Zwei Namen dürfen in keiner Geschichte über Blockchain fehlen: Ethereum und Vitalik Buterin. Ethereum ist eine in der Schweiz beheimatete Stiftung und eine Plattform, die auf einer von dem 1994 geborenen Russen Buterin programmierten Blockchain basiert. Sie bietet mit der Kryptowährung Ether eine Alternative zu Bitcoin, aber nicht nur das. Die Software eignet sich auch zur Erstellung von Smart Contracts. Daraus hervorgegangen ist DAO (Decentralized Autonomous Organization), das erste dezentrale, ohne Mitarbeiter und Firmensitz auskommende Unternehmen der Welt. Durch Crowdfunding konnte die Investmentfirma ganz reale 140 Millionen US-Dollar einsammeln – Weltrekord.

Noch mehr Schlagzeilen machte DAO allerdings dadurch, dass das virtuelle Startup unfreiwillig mit dem Mythos aufräumte, eine Blockchain sei vollkommen sicher. Dafür bedurfte es noch nicht einmal einer genialen Hackeraktion. Ein Unbekannter nutze eine Schwäche in der Software, um sich einfach mal 3,6 Millionen Ether abzuzweigen – gewissermaßen ganz legal. Viel anfangen konnte er (oder sie) damit zwar nicht, da die DAO-Blockchain gespalten wurde (der Fachausdruck dafür ist „hard fork“) und der „gestohlene“ Anteil dadurch praktisch wertlos. Seitdem ist Ethereum kaum zur Ruhe gekommen und sieht sich immer wieder neuen Angriffen ausgesetzt.
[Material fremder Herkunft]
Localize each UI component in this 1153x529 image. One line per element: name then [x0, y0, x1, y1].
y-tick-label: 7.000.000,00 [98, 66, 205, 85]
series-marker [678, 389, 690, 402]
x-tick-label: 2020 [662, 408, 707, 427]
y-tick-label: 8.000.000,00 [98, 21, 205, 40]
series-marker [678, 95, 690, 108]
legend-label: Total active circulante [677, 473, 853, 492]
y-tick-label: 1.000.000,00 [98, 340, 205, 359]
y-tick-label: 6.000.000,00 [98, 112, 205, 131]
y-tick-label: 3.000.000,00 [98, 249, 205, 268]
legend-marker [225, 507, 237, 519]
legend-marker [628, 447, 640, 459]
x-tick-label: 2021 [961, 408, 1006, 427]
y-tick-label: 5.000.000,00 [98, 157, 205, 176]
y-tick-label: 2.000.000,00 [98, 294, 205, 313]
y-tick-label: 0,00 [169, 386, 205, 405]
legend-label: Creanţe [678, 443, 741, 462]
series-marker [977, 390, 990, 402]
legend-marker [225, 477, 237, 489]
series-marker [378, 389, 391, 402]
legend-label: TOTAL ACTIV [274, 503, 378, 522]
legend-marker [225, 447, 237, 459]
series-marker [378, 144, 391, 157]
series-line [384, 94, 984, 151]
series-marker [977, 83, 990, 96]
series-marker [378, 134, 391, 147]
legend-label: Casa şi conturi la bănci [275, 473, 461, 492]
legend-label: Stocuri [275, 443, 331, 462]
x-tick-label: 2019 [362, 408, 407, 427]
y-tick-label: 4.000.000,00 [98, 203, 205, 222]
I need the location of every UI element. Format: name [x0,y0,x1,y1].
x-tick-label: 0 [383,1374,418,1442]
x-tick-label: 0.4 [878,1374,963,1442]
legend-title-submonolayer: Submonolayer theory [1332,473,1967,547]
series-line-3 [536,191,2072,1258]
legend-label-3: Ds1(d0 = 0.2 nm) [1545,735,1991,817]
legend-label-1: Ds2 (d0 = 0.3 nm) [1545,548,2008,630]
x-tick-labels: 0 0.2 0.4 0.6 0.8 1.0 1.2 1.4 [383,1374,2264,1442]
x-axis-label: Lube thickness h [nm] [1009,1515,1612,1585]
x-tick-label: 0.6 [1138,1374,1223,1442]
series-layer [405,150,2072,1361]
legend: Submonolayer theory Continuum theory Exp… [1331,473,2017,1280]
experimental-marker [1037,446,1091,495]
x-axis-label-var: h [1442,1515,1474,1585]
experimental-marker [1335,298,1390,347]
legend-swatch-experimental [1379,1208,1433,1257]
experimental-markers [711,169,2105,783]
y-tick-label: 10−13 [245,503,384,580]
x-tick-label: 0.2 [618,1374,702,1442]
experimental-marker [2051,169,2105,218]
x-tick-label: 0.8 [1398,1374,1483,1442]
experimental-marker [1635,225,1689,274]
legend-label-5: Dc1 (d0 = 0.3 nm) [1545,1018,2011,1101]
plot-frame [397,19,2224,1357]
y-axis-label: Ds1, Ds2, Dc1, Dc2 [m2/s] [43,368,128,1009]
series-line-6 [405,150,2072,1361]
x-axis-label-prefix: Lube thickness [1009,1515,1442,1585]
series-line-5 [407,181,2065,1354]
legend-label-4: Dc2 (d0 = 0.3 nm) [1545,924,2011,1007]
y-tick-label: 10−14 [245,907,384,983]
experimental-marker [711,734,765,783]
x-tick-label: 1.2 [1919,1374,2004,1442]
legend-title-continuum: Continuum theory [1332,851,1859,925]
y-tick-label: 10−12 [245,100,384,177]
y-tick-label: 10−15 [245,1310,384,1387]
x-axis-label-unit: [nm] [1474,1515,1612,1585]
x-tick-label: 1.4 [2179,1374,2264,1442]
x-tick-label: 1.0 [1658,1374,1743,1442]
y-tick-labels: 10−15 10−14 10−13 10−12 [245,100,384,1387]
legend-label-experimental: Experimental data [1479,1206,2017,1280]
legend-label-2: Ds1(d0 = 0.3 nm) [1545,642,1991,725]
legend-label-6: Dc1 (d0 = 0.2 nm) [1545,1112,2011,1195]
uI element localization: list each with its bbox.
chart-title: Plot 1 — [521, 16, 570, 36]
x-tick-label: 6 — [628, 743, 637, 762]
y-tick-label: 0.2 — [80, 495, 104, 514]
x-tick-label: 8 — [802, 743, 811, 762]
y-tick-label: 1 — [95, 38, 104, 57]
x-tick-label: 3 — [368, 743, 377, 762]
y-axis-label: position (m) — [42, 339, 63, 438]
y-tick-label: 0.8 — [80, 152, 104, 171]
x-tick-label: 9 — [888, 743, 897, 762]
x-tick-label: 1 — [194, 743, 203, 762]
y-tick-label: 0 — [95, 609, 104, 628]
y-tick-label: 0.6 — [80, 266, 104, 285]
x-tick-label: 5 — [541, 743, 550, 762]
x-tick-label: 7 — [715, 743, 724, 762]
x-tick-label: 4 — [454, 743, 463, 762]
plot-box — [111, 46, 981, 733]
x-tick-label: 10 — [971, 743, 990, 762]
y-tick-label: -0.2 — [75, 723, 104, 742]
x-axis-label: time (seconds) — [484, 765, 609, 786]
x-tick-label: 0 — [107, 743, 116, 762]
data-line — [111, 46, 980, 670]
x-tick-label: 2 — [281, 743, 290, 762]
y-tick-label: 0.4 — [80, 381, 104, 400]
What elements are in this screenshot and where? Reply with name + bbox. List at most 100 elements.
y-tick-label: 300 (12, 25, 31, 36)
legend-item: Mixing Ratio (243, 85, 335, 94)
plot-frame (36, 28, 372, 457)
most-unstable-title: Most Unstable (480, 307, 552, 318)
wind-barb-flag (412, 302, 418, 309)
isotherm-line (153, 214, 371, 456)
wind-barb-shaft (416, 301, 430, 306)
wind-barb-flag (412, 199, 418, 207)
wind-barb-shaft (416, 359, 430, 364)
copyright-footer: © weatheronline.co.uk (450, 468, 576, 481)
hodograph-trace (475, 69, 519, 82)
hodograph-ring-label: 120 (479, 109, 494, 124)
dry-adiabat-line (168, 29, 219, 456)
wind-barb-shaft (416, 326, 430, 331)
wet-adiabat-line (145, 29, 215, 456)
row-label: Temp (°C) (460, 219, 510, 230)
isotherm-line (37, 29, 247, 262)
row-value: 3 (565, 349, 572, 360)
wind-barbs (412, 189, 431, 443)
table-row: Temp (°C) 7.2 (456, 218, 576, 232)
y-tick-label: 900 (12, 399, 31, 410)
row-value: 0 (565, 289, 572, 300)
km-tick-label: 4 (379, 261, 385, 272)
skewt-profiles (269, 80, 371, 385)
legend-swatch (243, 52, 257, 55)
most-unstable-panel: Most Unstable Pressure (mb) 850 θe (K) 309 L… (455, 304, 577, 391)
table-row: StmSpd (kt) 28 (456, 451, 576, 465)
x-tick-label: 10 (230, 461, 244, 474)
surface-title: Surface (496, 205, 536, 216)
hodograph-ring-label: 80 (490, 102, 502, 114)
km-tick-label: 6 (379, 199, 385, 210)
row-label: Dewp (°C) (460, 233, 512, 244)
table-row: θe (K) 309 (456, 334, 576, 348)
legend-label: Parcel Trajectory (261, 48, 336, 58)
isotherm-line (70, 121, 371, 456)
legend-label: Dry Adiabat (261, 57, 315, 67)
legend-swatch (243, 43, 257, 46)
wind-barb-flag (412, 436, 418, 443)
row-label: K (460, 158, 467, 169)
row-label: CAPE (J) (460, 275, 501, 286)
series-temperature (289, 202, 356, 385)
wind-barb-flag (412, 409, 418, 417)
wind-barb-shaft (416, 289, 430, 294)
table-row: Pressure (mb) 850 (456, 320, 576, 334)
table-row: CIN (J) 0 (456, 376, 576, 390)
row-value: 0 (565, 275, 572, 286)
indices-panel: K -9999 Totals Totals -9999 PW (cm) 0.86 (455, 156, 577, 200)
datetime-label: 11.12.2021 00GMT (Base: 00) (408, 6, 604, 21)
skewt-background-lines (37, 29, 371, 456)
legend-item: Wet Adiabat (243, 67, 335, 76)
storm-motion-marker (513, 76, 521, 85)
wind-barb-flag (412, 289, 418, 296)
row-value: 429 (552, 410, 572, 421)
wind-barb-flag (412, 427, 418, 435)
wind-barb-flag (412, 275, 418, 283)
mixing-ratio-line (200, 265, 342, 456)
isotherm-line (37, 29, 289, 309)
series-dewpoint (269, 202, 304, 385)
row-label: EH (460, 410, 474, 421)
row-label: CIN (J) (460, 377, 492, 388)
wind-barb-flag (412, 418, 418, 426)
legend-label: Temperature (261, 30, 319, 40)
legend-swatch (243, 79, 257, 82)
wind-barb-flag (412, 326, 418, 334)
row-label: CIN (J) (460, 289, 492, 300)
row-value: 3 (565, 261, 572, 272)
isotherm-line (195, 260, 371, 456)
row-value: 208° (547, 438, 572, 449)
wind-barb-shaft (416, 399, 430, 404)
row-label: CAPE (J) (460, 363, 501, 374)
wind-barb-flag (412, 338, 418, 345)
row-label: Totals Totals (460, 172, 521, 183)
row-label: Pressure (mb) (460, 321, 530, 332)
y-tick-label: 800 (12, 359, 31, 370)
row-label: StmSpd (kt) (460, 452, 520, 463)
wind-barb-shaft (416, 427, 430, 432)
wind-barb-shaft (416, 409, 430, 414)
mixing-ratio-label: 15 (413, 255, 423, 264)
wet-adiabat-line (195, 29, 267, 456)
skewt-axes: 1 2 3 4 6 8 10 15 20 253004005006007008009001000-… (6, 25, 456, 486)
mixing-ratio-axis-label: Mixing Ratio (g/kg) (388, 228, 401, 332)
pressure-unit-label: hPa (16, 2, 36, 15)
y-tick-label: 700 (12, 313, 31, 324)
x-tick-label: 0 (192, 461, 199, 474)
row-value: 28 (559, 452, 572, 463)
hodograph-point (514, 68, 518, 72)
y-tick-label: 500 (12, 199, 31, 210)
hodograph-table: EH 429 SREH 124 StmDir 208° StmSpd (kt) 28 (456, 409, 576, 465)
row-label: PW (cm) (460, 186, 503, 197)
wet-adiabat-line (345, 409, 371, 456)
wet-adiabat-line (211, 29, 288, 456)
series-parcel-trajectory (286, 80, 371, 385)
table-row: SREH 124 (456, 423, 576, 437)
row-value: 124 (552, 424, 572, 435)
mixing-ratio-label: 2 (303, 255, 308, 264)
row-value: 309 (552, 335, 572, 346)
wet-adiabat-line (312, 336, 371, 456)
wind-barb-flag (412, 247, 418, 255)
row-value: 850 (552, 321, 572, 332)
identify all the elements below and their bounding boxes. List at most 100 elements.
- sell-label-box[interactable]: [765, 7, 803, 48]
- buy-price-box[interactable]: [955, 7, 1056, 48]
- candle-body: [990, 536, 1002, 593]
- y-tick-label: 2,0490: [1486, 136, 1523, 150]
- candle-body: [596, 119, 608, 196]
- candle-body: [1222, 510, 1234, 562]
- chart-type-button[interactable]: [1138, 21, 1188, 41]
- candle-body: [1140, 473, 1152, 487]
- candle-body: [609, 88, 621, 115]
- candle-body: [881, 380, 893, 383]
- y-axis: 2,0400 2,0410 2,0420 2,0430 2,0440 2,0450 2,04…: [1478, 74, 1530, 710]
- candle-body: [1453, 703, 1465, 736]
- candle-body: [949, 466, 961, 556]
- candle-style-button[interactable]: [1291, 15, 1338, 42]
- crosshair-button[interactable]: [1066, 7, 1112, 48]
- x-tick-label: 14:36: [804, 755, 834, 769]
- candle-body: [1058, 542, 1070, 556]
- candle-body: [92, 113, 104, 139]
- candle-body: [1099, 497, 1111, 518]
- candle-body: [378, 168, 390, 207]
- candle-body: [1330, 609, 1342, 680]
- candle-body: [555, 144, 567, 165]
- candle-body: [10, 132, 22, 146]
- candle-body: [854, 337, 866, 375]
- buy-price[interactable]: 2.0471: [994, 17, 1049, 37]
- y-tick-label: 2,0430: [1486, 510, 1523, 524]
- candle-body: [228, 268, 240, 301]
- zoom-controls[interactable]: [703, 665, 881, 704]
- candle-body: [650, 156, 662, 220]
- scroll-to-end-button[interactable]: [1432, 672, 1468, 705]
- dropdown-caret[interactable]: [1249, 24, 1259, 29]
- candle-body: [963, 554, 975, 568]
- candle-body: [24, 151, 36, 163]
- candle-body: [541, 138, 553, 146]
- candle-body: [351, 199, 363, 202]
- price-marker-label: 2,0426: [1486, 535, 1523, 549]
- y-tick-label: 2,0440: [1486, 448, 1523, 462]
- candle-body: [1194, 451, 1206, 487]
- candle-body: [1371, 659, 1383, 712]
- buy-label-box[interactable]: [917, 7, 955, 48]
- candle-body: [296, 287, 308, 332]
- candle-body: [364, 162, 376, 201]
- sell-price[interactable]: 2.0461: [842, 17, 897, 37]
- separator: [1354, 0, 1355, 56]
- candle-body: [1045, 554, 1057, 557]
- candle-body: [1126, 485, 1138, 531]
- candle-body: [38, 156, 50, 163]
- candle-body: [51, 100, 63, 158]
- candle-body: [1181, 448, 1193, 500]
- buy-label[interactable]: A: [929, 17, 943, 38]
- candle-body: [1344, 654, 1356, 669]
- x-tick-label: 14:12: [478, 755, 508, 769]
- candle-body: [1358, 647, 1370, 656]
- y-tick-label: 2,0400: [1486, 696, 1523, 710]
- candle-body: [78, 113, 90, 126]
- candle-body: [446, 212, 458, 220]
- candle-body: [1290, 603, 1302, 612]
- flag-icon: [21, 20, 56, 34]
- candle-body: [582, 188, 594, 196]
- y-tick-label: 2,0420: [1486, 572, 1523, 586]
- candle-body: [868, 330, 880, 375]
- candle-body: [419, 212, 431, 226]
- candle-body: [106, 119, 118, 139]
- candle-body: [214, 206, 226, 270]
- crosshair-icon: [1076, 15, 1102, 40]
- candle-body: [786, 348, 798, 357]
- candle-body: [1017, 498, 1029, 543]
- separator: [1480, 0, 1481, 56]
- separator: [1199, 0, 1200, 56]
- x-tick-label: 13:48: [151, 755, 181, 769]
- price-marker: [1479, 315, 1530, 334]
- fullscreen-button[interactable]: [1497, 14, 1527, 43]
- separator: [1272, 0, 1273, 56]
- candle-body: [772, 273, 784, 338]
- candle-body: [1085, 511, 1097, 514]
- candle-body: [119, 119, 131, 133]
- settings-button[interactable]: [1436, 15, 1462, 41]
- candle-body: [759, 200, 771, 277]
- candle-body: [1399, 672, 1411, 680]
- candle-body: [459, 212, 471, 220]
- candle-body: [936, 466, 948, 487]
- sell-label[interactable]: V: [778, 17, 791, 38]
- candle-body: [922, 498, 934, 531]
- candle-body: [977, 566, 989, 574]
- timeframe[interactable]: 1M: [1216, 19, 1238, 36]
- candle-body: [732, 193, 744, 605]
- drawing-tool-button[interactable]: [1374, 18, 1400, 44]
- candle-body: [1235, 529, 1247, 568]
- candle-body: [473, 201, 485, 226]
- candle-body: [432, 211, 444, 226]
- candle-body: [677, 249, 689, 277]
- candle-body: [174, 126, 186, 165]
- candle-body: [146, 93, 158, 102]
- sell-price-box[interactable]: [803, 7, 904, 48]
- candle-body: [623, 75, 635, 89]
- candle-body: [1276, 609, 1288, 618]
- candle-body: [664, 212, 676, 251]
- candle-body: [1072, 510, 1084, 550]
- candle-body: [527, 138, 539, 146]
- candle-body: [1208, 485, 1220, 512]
Dieser Vorfall macht die größten Probleme von Blockchain deutlich. Da ist alles noch längst nicht ausgereift und selbst vielen Insidern nur bedingt verständlich. Daher ist momentan auch noch keine eine neue Demokratisierung des Netzes in Sicht, im Gegenteil; nur eine kleine Elite kann damit bisher umgehen. Dementsprechend ist nicht klar, wie disruptiv die Technologie tatsächlich auf unser aller Leben einwirken kann. Ihr Bill Gates oder Steve Jobs ist noch nicht gefunden, aber wahrscheinlich ist er schon irgendwo da draußen.